Personal information
- Full name: Frederick Lewis Pratten
- Born: 13 February 1904 Midsomer Norton, Somerset, England
- Died: 23 February 1967 (aged 63) Midsomer Norton, Somerset, England
- Batting: Right-handed

Domestic team information
- 1930–1931: Somerset

Career statistics
| Competition | FC |
| Matches | 12 |
| Runs scored | 71 |
| Batting average | 7.88 |
| 100s/50s | 0/0 |
| Top score | 16 |
| Catches/stumpings | 6/5 |
- Source: CricketArchive, 22 December 2015

= Frederick Pratten (cricketer) =

English cricketer

Frederick Lewis Pratten, born on 13 February 1904 at Midsomer Norton, Somerset, England, where he also died on 23 February 1967, was a cricketer who played 12 first-class matches for Somerset in 1930 and 1931.

A wicketkeeper and tail-end batsman, Pratten was one of several substitute wicketkeepers used by Somerset to cover the absence through ill-health of the regular wicketkeeper, Wally Luckes.
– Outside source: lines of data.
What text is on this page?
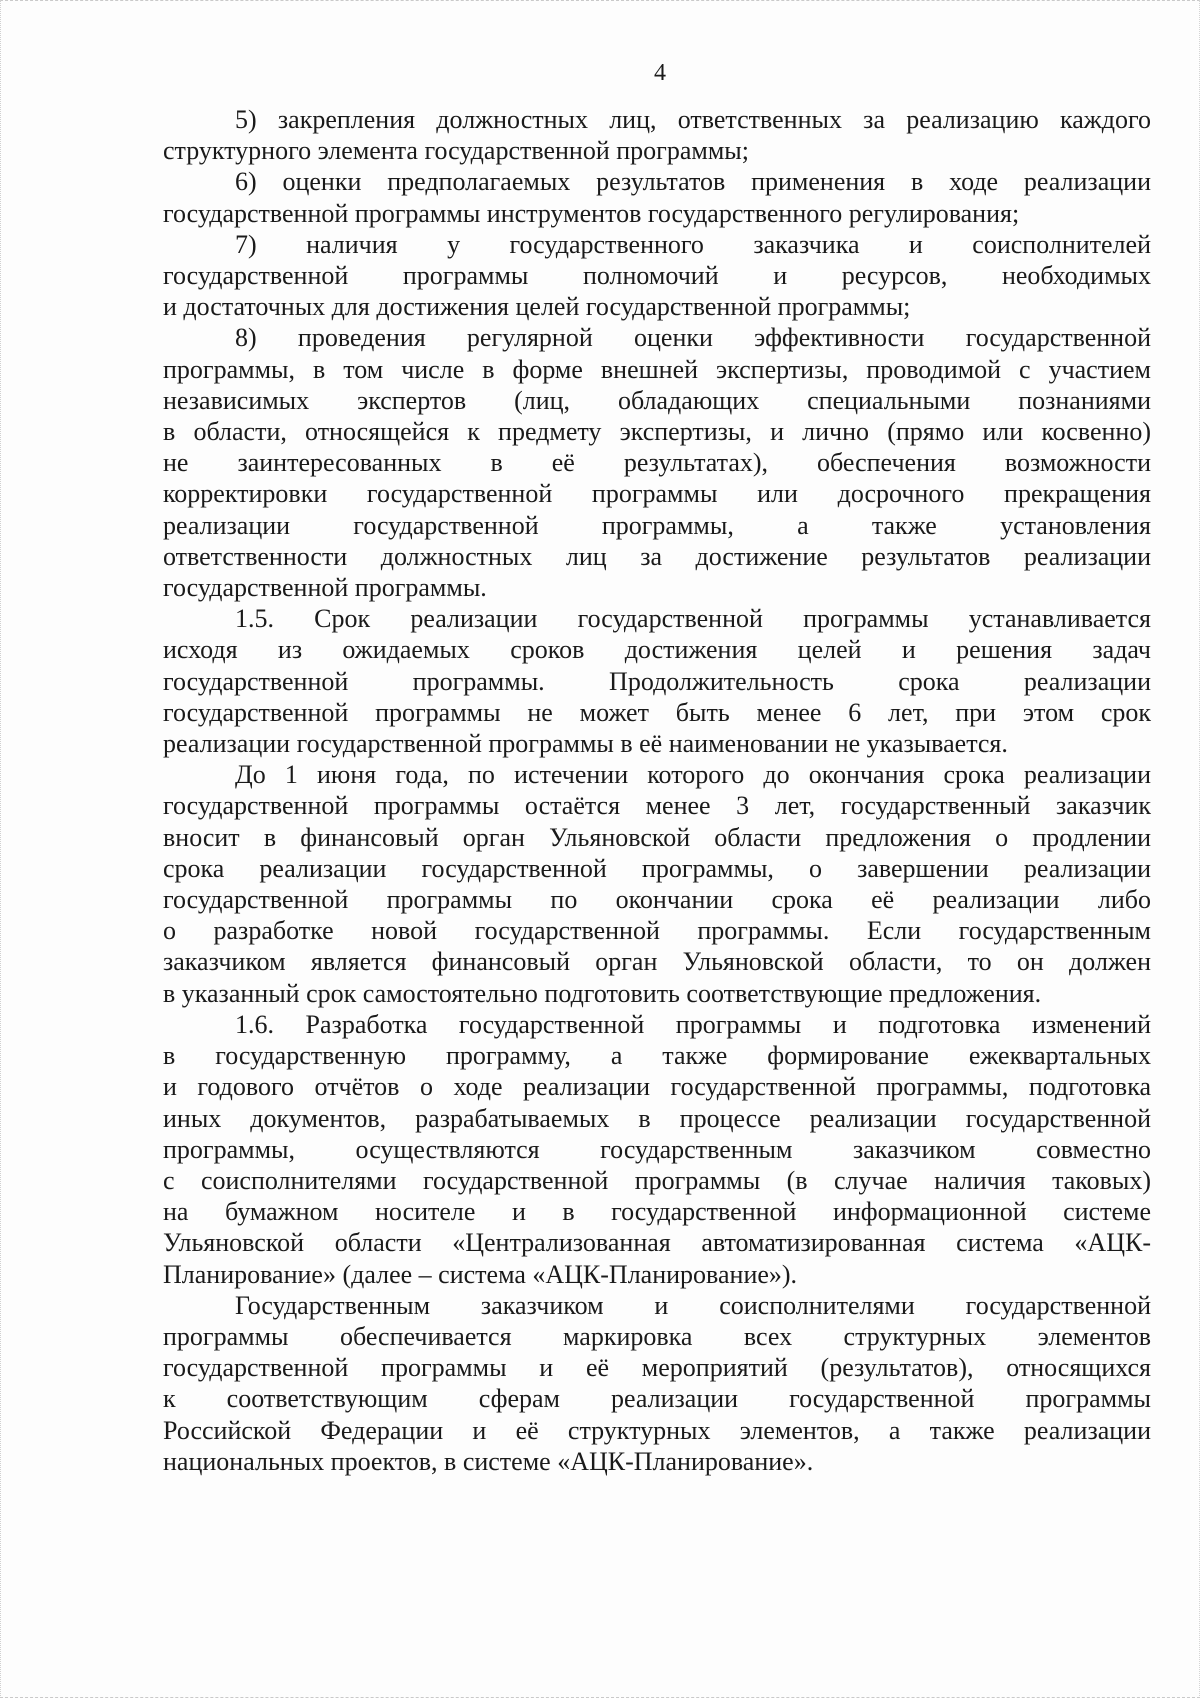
4

5) закрепления должностных лиц, ответственных за реализацию каждого
структурного элемента государственной программы;

6) оценки предполагаемых результатов применения в ходе реализации
государственной программы инструментов государственного регулирования;

7) наличия у государственного заказчика и соисполнителей
государственной программы полномочий и ресурсов, необходимых
и достаточных для достижения целей государственной программы;

8) проведения регулярной оценки эффективности государственной
программы, в том числе в форме внешней экспертизы, проводимой с участием
независимых экспертов (лиц, обладающих специальными познаниями
в области, относящейся к предмету экспертизы, и лично (прямо или косвенно)
не заинтересованных в её результатах), обеспечения возможности
корректировки государственной программы или досрочного прекращения
реализации государственной программы, а также установления
ответственности должностных лиц за достижение результатов реализации
государственной программы.

1.5. Срок реализации государственной программы устанавливается
исходя из ожидаемых сроков достижения целей и решения задач
государственной программы. Продолжительность срока реализации
государственной программы не может быть менее 6 лет, при этом срок
реализации государственной программы в её наименовании не указывается.

До 1 июня года, по истечении которого до окончания срока реализации
государственной программы остаётся менее 3 лет, государственный заказчик
вносит в финансовый орган Ульяновской области предложения о продлении
срока реализации государственной программы, о завершении реализации
государственной программы по окончании срока её реализации либо
о разработке новой государственной программы. Если государственным
заказчиком является финансовый орган Ульяновской области, то он должен
в указанный срок самостоятельно подготовить соответствующие предложения.

1.6. Разработка государственной программы и подготовка изменений
в государственную программу, а также формирование ежеквартальных
и годового отчётов о ходе реализации государственной программы, подготовка
иных документов, разрабатываемых в процессе реализации государственной
программы, осуществляются государственным заказчиком совместно
с соисполнителями государственной программы (в случае наличия таковых)
на бумажном носителе и в государственной информационной системе
Ульяновской области «Централизованная автоматизированная система «АЦК-
Планирование» (далее – система «АЦК-Планирование»).

Государственным заказчиком и соисполнителями государственной
программы обеспечивается маркировка всех структурных элементов
государственной программы и её мероприятий (результатов), относящихся
к соответствующим сферам реализации государственной программы
Российской Федерации и её структурных элементов, а также реализации
национальных проектов, в системе «АЦК-Планирование».
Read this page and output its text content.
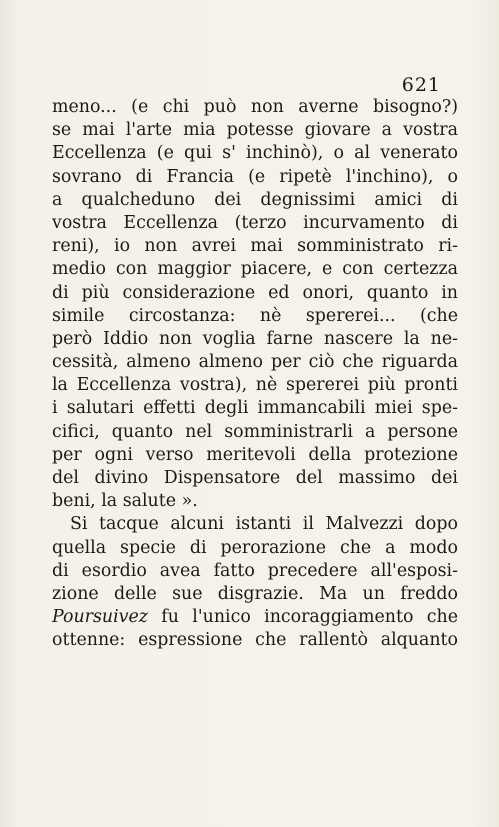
621
meno... (e chi può non averne bisogno?)
se mai l'arte mia potesse giovare a vostra
Eccellenza (e qui s' inchinò), o al venerato
sovrano di Francia (e ripetè l'inchino), o
a qualcheduno dei degnissimi amici di
vostra Eccellenza (terzo incurvamento di
reni), io non avrei mai somministrato ri-
medio con maggior piacere, e con certezza
di più considerazione ed onori, quanto in
simile circostanza: nè spererei... (che
però Iddio non voglia farne nascere la ne-
cessità, almeno almeno per ciò che riguarda
la Eccellenza vostra), nè spererei più pronti
i salutari effetti degli immancabili miei spe-
cifici, quanto nel somministrarli a persone
per ogni verso meritevoli della protezione
del divino Dispensatore del massimo dei
beni, la salute ».
Si tacque alcuni istanti il Malvezzi dopo
quella specie di perorazione che a modo
di esordio avea fatto precedere all'esposi-
zione delle sue disgrazie. Ma un freddo
Poursuivez fu l'unico incoraggiamento che
ottenne: espressione che rallentò alquanto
Others included the ultimate non-batsman, Seymour Clark, and the opening batsman Frank Lee.

Pratten played once in the 1930 season in the match against Leicestershire, not batting and taking one catch. In the 1931 season, he played in Somerset's first 10 County Championship matches, plus the match against the New Zealanders, taking in those 11 matches five catches and making five stumpings. At the end of June, Lee took over the wicketkeeping duties, and Pratten did not appear in first-class cricket again.

He reached double figures only three times in 18 innings, twice in the match against Nottinghamshire, which Somerset still lost heavily.